SIL: What advice do you have for would-be social entrepreneurs thinking about starting a venture?
Shanthi: If your idea and solution have meaningful value, if there is a real need for your product or service, and you are genuine and passionate about the problem you’re addressing, just go for it. Putting yourself out there is daunting, but it’s usually better than taking no action at all. Oftentimes, sending that first email, launching that first page, or recruiting that first team member is the crucial initial step you need to take in order to remind yourself of your project’s potential and the fact that your idea could be made real with persistence and a bit of boldness.
The hardest part is always getting started.
SIL: Why did you apply to SIL? What attracted you to SIL?

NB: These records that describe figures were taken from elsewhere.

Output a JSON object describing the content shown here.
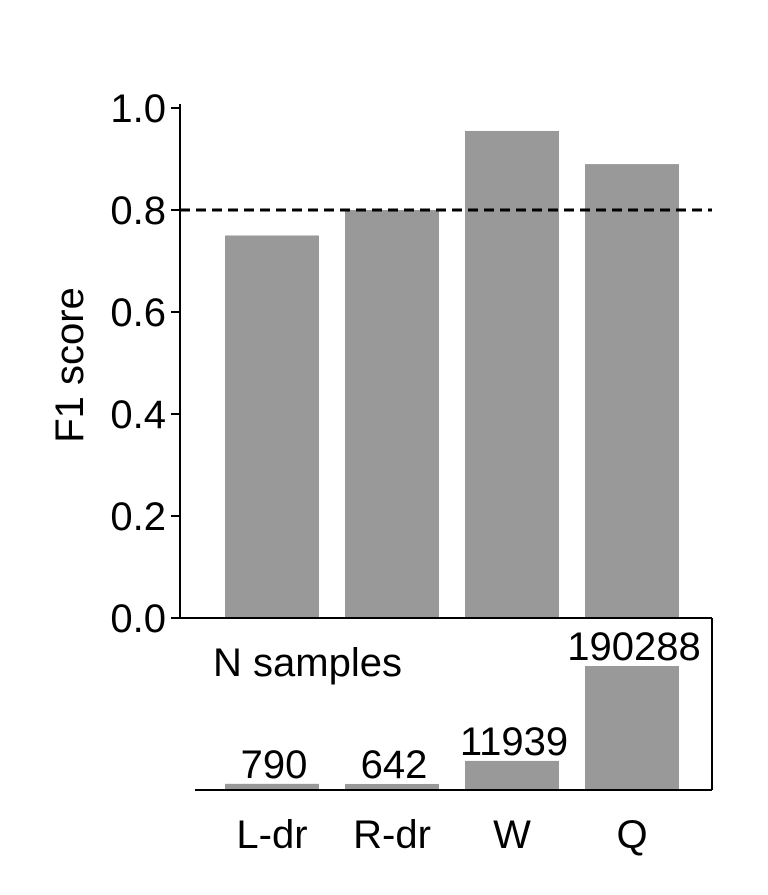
{
  "chart_data": {
    "type": "bar",
    "categories": [
      "L-dr",
      "R-dr",
      "W",
      "Q"
    ],
    "ylabel": "F1 score",
    "ylim": [
      0,
      1.0
    ],
    "yticks": [
      "0.0",
      "0.2",
      "0.4",
      "0.6",
      "0.8",
      "1.0"
    ],
    "grid": false,
    "bar_color": "#999999",
    "series": [
      {
        "values": [
          0.75,
          0.8,
          0.955,
          0.89
        ]
      }
    ],
    "reference_line": {
      "value": 0.8,
      "style": "dashed",
      "color": "#000000"
    },
    "sample_panel": {
      "title": "N samples",
      "values": [
        790,
        642,
        11939,
        190288
      ],
      "labels": [
        "790",
        "642",
        "11939",
        "190288"
      ]
    }
  }
}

We applied to SIL because of what it stands for — supporting mission-driven and disruptive ventures so that they can understand and actualize their full potential. SIL made clear that although they were committed to helping us achieve success and growth, they were also committed to having the teams put in the work necessary to make such growth possible. Thus, SIL’s program offered our team with an environment and a structure that would motivate us to make tangible progress and do so with purpose, direction, and vision.
Finally, SIL’s accelerator program attracts teams that are genuine and authentic in their passion for what they do. Thus, having the opportunity to not only learn from experts affiliated with SIL, but to also learn from individuals crafting their own social ventures in Baltimore was an opportunity Taara Projects could not forgo.